ライブは新曲の「MURA-MURA」から始まり、人気曲の「nerve」へ。このナンバーではメンバーがステージの上から観客にタッチする文化があるらしく、サビの部分でオタが全力でステージに駆け寄る。「でんぱ組.inc」の「でんぱれーどJAPAN」もタッチのパートがあるのだけど、横から見ると鯉っぽい。後ろを見ると、空いたスペースでファンがなぜか全力疾走している。
ただ、ファンの盛り上がりと裏腹に、ライブ自体は空回りしているような印象を受けた。こんなもんなのかなと思いながら見ていると、途中で自己紹介を兼ねたMCが始まった。
この自己紹介の際にいちいちファンがリフトをして合いの手を入れる。リフトとはアイドル用語で、ライブ中にファン同士が1人を担ぎ上げてアピールすることで、「BiS」に限って起こるとこではない。けど、MCごとにリフトが起こるというのは初めて見た。なんだろう、これ、アイドルライブというより祭りの御輿の上ではっちゃける青年たちみたいな……。
この日はMCもどこかぎこちなく、なんだか新しい学年になったばかりでうまく話が続かない女子グループのような空気を醸していた。なんだろう、この放課後の教室感は。何となく気まずい気分でいるところに、ミチバヤシリオの「今日お葬式みたいだよ〜」との発言。あっ、それ言っていいのか……。
盛り上がりを欠いたまま終わったライブで、ちらほら批判的な声も聞こえる中、とりあえず握手会に並んだ。私は話すことが浮かんでこないから握手会は苦手なのだけど、これもアイドルライブの一部だからくらいの気持ちで行ったら、とにかく全員キラキラしていて、やばかった。しかし、なんでアイドルって握手会に全力で挑んでくれるのだろう?たかだかCD1枚1050円で女の子の手を握れるのって恐縮だ。

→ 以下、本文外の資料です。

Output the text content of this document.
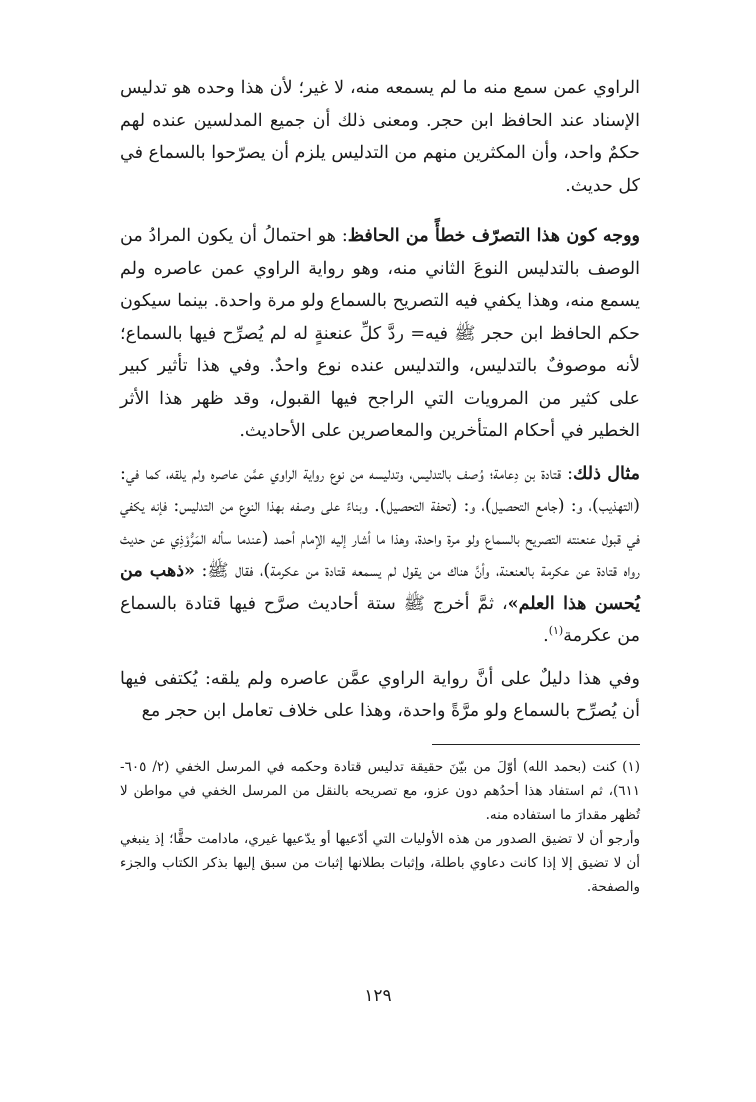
الراوي عمن سمع منه ما لم يسمعه منه، لا غير؛ لأن هذا وحده هو تدليس الإسناد عند الحافظ ابن حجر. ومعنى ذلك أن جميع المدلسين عنده لهم حكمٌ واحد، وأن المكثرين منهم من التدليس يلزم أن يصرّحوا بالسماع في كل حديث.

ووجه كون هذا التصرّف خطأً من الحافظ: هو احتمالُ أن يكون المرادُ من الوصف بالتدليس النوعَ الثاني منه، وهو رواية الراوي عمن عاصره ولم يسمع منه، وهذا يكفي فيه التصريح بالسماع ولو مرة واحدة. بينما سيكون حكم الحافظ ابن حجر ﷺ فيه= ردَّ كلِّ عنعنةٍ له لم يُصرِّح فيها بالسماع؛ لأنه موصوفٌ بالتدليس، والتدليس عنده نوع واحدٌ. وفي هذا تأثير كبير على كثير من المرويات التي الراجح فيها القبول، وقد ظهر هذا الأثر الخطير في أحكام المتأخرين والمعاصرين على الأحاديث.

مثال ذلك: قتادة بن دِعامة؛ وُصف بالتدليس، وتدليسه من نوع رواية الراوي عمَّن عاصره ولم يلقه، كما في: (التهذيب)، و: (جامع التحصيل)، و: (تحفة التحصيل). وبناءً على وصفه بهذا النوع من التدليس: فإنه يكفي في قبول عنعنته التصريح بالسماع ولو مرة واحدة، وهذا ما أشار إليه الإمام أحمد (عندما سأله المَرُّوْذِي عن حديث رواه قتادة عن عكرمة بالعنعنة، وأنَّ هناك من يقول لم يسمعه قتادة من عكرمة)، فقال ﷺ: «ذهب من يُحسن هذا العلم»، ثمَّ أخرج ﷺ ستة أحاديث صرَّح فيها قتادة بالسماع من عكرمة$^{(١)}$.

وفي هذا دليلٌ على أنَّ رواية الراوي عمَّن عاصره ولم يلقه: يُكتفى فيها أن يُصرِّح بالسماع ولو مرَّةً واحدة، وهذا على خلاف تعامل ابن حجر مع

(١) كنت (بحمد الله) أوّلَ من بيّنَ حقيقة تدليس قتادة وحكمه في المرسل الخفي (٢/ ٦٠٥- ٦١١)، ثم استفاد هذا أحدُهم دون عزو، مع تصريحه بالنقل من المرسل الخفي في مواطن لا تُظهر مقدارَ ما استفاده منه.

وأرجو أن لا تضيق الصدور من هذه الأوليات التي أدّعيها أو يدّعيها غيري، مادامت حقًّا؛ إذ ينبغي أن لا تضيق إلا إذا كانت دعاوي باطلة، وإثبات بطلانها إثبات من سبق إليها بذكر الكتاب والجزء والصفحة.

١٢٩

会場を後にしてツイッターでライブの感想を検索すると、この日のライブがいかにパッとしなかったを多くのファンが語っていた。そういう場に立ち会ってしまうと、こちらとしては次の日にも行われるというイベントの成功を祈らざるを得なくなる。まだまだ馴染んでいない、放課後の女子のような空気は明らかに生身の女の子たちのそれで、そういうのを見てしまうと、「あしたはがんばって」と思ってしまう。

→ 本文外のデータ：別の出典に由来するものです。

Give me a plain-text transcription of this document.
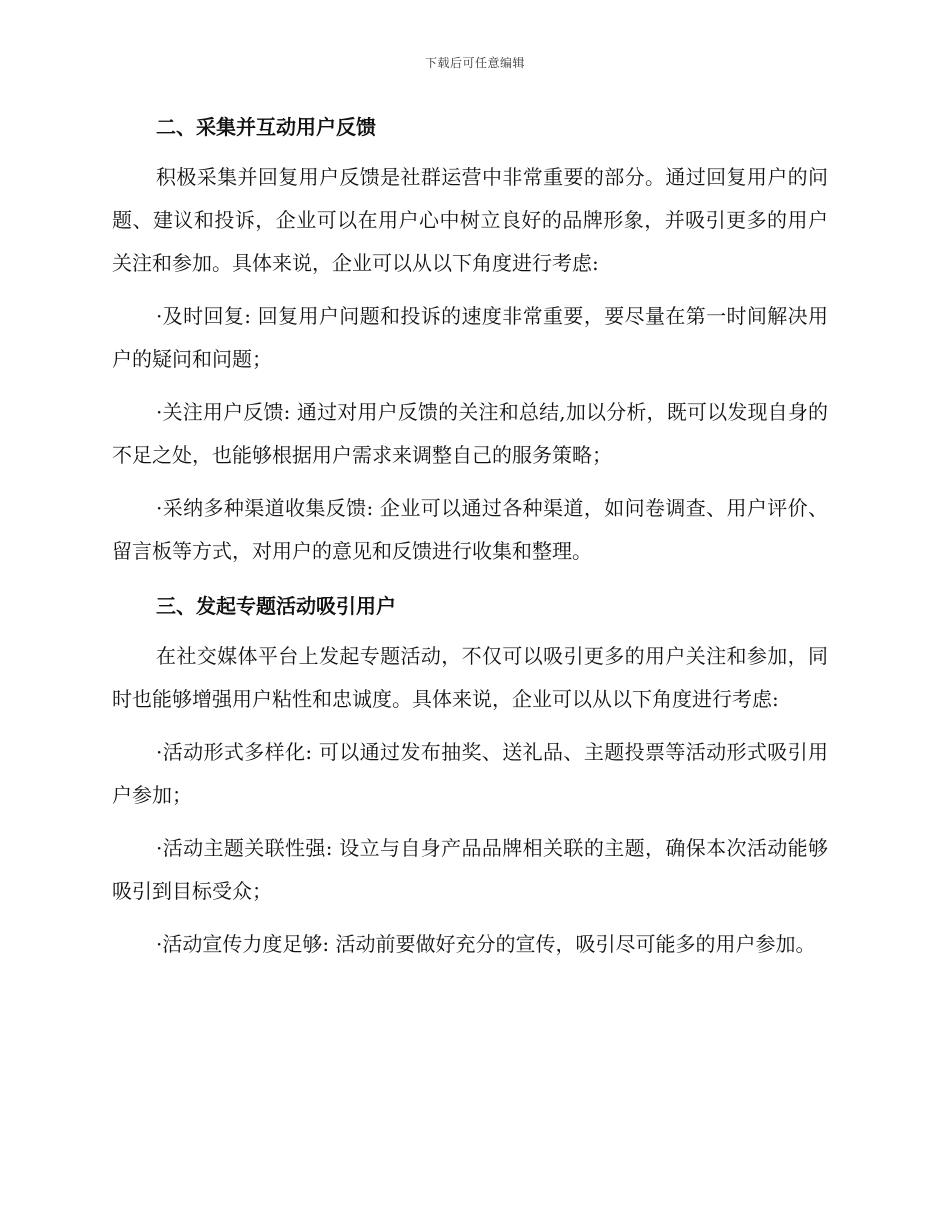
下载后可任意编辑
二、采集并互动用户反馈

积极采集并回复用户反馈是社群运营中非常重要的部分。通过回复用户的问题、建议和投诉，企业可以在用户心中树立良好的品牌形象，并吸引更多的用户关注和参加。具体来说，企业可以从以下角度进行考虑:

·及时回复: 回复用户问题和投诉的速度非常重要，要尽量在第一时间解决用户的疑问和问题；

·关注用户反馈: 通过对用户反馈的关注和总结,加以分析，既可以发现自身的不足之处，也能够根据用户需求来调整自己的服务策略；

·采纳多种渠道收集反馈: 企业可以通过各种渠道，如问卷调查、用户评价、留言板等方式，对用户的意见和反馈进行收集和整理。

三、发起专题活动吸引用户

在社交媒体平台上发起专题活动，不仅可以吸引更多的用户关注和参加，同时也能够增强用户粘性和忠诚度。具体来说，企业可以从以下角度进行考虑:

·活动形式多样化: 可以通过发布抽奖、送礼品、主题投票等活动形式吸引用户参加；

·活动主题关联性强: 设立与自身产品品牌相关联的主题，确保本次活动能够吸引到目标受众；

·活动宣传力度足够: 活动前要做好充分的宣传，吸引尽可能多的用户参加。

そうか、こういう感情もアイドルを応援するってことの一部なんだ。その日の「BiS」はたしかに普通の女の子達だった。でも、それが特別な女の子になっていくのを追いかけていくことそのものが、アイドルの応援の醍醐味なんだろう。新生「BiS」のライブから帰宅しながら、ぼんやりとそんなことを考えていた。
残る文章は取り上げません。